England’s Immigrants 1330 – 1550 Resident Aliens in the Late Middle Ages

Essex

General Observations:

The survival rate of documents for Essex across the period is rather patchy, but those which do survive include some very full and extremely interesting returns.

A good set of inquisitions survives for the first payment of the 1440 subsidy, five in total, each covering a separate part of the county, with over 400 individuals listed (E 179/108/113). The main centres of alien population were the towns of Colchester, Harwich and Brentwood, with smaller concentrations in other towns. The assessment also appears to include a large number of servants and other people linked to members of the local gentry and nobility. Five people are listed from the household of Lewis John of West Horndon, MP for Essex in the 1439-40 Parliament and a prominent figure in English administration in France, along with six members of the household of Edward Tyrell of Downham (d.1442), a JP for Essex, former sheriff of the county and brother of John Tyrell, Speaker of the Commons. One of Tyrell’s servants was William Baker, presumably the man to whom Tyrell left an interest in lands in South Hanningfield in a codicil to his will added in December 1442. Servants are also listed for the earl of Oxford and Lord Bourchier, but unfortunately the return relating to the de Vere household at Castle Hedingham is damaged and partially illegible. Amongst the eight householders recorded at Castle Hedingham, many of whom presumably had links with the earl, was one man described simply as ‘the king’s tailor’. Five other people were seemingly members of the household of Sir John Montgomery of Faulkbourne, another prominent soldier and Lancastrian administrator in France, and these included a schoolmaster, presumably for Montgomery’s three sons, two of whom would later serve as MPs.
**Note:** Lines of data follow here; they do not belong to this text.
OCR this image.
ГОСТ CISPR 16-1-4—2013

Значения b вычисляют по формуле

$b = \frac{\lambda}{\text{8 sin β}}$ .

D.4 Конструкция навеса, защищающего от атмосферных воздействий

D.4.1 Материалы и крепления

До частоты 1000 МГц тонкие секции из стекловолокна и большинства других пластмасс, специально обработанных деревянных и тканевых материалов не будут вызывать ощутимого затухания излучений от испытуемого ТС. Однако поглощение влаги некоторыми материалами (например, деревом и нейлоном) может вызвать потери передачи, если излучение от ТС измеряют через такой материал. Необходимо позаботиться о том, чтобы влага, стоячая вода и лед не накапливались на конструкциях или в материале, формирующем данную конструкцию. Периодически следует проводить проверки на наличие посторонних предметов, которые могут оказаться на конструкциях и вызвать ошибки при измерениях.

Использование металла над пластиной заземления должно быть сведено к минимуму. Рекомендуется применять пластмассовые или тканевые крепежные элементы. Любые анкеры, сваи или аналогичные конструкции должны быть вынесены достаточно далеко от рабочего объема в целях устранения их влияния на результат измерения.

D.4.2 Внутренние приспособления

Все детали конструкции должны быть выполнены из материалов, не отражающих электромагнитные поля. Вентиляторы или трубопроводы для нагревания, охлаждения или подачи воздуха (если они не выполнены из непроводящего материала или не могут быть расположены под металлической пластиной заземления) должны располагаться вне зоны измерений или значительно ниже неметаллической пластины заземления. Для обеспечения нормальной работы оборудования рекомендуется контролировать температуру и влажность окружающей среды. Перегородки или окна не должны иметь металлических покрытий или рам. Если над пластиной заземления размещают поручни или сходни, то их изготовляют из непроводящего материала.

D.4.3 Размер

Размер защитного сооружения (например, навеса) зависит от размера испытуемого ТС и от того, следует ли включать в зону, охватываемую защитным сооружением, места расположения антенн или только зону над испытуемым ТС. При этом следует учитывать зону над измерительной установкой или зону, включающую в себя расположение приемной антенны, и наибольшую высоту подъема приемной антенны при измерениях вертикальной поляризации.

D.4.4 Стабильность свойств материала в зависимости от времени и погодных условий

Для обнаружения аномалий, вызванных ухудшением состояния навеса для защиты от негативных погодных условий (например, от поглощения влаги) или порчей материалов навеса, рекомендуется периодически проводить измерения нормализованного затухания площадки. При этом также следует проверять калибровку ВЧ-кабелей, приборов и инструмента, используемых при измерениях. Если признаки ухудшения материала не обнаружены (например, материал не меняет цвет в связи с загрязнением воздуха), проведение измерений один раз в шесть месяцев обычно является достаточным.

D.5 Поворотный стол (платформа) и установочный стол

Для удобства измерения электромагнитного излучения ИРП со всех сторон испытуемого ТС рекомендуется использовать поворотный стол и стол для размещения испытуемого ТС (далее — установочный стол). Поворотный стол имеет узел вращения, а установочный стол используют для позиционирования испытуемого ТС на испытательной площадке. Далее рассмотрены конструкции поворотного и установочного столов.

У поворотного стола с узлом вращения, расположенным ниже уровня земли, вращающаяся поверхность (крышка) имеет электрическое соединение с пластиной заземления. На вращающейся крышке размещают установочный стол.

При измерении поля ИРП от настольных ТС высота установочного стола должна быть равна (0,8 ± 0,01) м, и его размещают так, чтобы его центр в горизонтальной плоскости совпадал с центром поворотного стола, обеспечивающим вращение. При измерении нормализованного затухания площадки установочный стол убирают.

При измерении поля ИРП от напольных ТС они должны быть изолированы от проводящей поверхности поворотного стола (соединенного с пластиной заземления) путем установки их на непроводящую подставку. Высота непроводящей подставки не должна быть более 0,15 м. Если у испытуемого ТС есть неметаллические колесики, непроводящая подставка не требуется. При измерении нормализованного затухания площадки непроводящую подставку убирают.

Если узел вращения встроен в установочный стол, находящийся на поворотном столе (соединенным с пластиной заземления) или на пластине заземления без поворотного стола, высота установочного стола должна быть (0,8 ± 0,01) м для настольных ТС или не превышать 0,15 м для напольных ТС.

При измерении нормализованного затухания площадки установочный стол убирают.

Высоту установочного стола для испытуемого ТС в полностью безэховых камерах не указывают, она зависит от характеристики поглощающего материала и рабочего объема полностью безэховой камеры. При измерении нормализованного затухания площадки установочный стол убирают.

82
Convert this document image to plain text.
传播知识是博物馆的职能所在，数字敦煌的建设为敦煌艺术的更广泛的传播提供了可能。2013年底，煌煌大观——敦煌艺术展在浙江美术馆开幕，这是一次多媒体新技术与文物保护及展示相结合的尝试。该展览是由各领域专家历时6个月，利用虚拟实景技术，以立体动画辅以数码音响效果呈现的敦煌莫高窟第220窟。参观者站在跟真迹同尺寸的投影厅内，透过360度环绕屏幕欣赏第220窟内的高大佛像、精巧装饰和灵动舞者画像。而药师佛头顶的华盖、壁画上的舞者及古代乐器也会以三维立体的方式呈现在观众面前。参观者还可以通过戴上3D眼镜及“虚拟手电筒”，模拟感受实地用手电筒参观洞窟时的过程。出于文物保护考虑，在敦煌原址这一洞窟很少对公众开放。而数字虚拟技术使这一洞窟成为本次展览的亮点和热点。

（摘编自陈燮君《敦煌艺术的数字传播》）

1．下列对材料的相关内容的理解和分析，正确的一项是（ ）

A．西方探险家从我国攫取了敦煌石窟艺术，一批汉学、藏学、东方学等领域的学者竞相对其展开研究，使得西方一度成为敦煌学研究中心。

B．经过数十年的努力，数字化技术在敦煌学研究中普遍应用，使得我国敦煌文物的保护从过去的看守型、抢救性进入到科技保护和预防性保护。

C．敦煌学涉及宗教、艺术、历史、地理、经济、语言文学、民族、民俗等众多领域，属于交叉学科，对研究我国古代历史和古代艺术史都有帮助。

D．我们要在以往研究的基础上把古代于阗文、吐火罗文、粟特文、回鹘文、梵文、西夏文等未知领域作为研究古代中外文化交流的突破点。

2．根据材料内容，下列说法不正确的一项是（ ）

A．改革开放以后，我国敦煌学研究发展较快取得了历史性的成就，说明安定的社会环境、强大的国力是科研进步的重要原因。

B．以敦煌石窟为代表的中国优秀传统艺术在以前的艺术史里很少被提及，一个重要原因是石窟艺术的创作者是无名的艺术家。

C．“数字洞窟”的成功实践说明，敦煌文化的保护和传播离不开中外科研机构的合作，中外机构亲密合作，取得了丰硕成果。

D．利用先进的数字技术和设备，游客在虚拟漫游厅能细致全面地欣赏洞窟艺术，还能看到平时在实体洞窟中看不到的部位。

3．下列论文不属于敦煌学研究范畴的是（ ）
Another man, a priest named John Jegon of Brentwood, may have been an ancestor of a later John Jegon (d.1618), an Essex man who became master of Corpus Christi College, Cambridge in 1590 and bishop of Norwich in 1603.
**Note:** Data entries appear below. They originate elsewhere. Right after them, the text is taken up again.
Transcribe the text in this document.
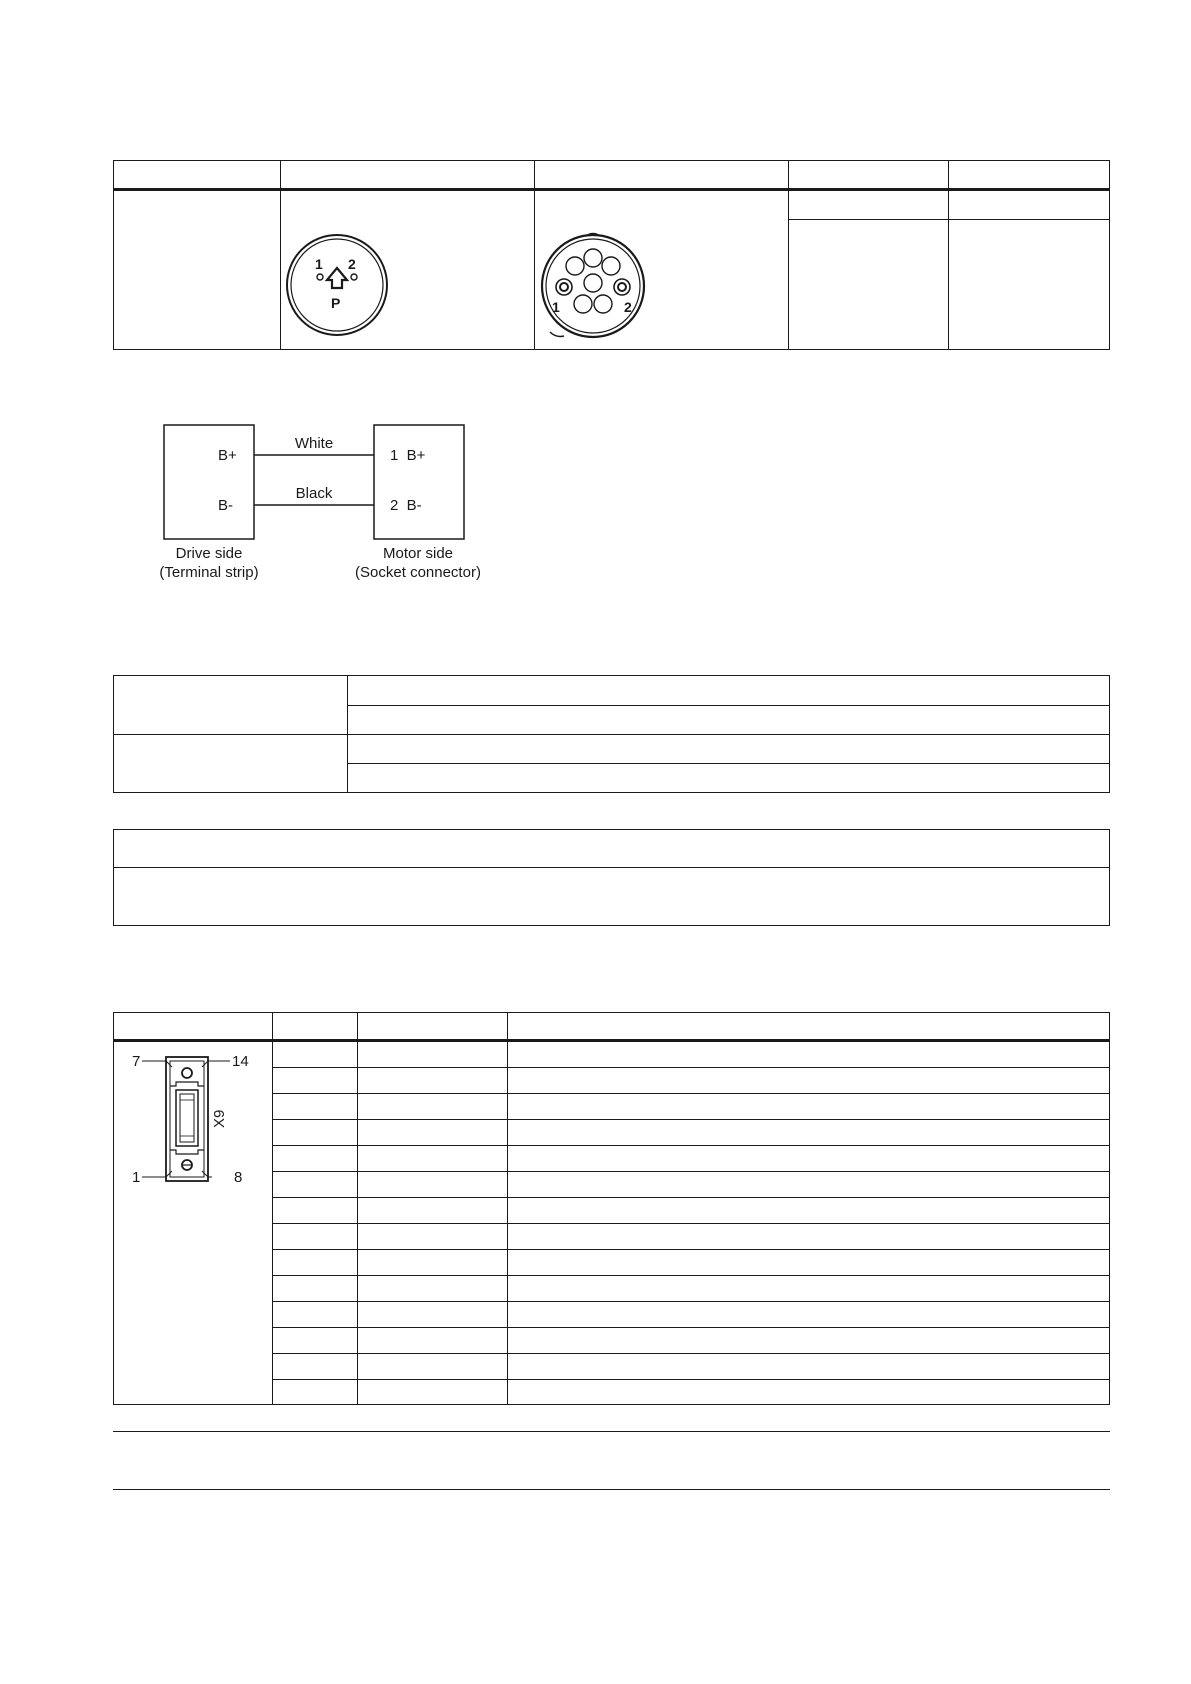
1 2
P	1	2
B+
B-
1  B+
2  B-
White
Black
Drive side
(Terminal strip)
Motor side
(Socket connector)
7	14
1	8
X9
Curiously, the assessment for Rochford hundred (E 179/108/113, m 4) includes three householders explicitly noted as having been born in England of alien parents, and also the two sons of one of those same householders (themselves non-householders), all assessed despite being only the children and grand-children of immigrants and not alien-born. Presumably the assessors in Rochford hundred misunderstood the terms of the grant, and while there is no record of whether or not they paid, given that only 212 of the 422 people assessed in Essex actually did so, it seems unlikely.
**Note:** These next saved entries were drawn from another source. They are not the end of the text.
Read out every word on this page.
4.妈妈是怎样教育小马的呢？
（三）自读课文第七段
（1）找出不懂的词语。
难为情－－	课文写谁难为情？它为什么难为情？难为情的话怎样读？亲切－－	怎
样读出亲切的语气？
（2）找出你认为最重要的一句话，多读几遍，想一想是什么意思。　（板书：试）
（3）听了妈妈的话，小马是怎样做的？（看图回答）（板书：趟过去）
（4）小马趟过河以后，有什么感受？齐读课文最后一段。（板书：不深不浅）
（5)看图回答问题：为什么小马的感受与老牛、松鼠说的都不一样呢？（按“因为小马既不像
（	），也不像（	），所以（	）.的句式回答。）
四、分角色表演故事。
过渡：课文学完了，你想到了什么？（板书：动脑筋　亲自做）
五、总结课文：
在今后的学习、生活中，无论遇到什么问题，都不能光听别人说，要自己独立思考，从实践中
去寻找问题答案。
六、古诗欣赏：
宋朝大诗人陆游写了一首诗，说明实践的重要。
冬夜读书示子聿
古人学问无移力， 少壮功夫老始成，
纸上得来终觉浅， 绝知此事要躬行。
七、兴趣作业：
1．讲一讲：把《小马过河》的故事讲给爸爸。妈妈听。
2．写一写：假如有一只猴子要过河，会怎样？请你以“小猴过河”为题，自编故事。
The number of assessed aliens quickly fell after 1440. Only 70 people were assessed in 1441, and although this was back up to 102 in 1443, only 60 actually paid. Around 50 people contributed to each payment of the 1449 tax (no returns survive, but figures can be gathered from the enrolled accounts), and similar numbers paid the 1453 tax until 1465, when the total fell to 34. With the exception of 1469, when the figure rose back to 45, numbers remained below 30 for the remainder of that subsidy.

However, for the 1483 subsidy, not only were 211 people assessed, but an extremely detailed and informative return also survives, containing not only the taxpayers’ names, but also their places of residence and (in many cases) their occupations, and whether or not they paid. As with 1440, the return again includes large numbers of people in the major towns, particularly Colchester and the areas to the north-east of London. It also lists servants together with the names of their masters, and contains a variety of other interesting and unusual information, such as the Harwich tailor, listed by the evocative name of ‘John Dutchman with the red face’. Presumably this was noted to differentiate him from others of the same name, but unfortunately the standard colour of the face of a Dutchman in fifteenth-century Essex is not recorded . . . !?

Around 174 people were assessed to pay the 1487 tax, but it would seem that at the time the collectors rendered their account (E 179/285/27), nothing whatsoever had been collected.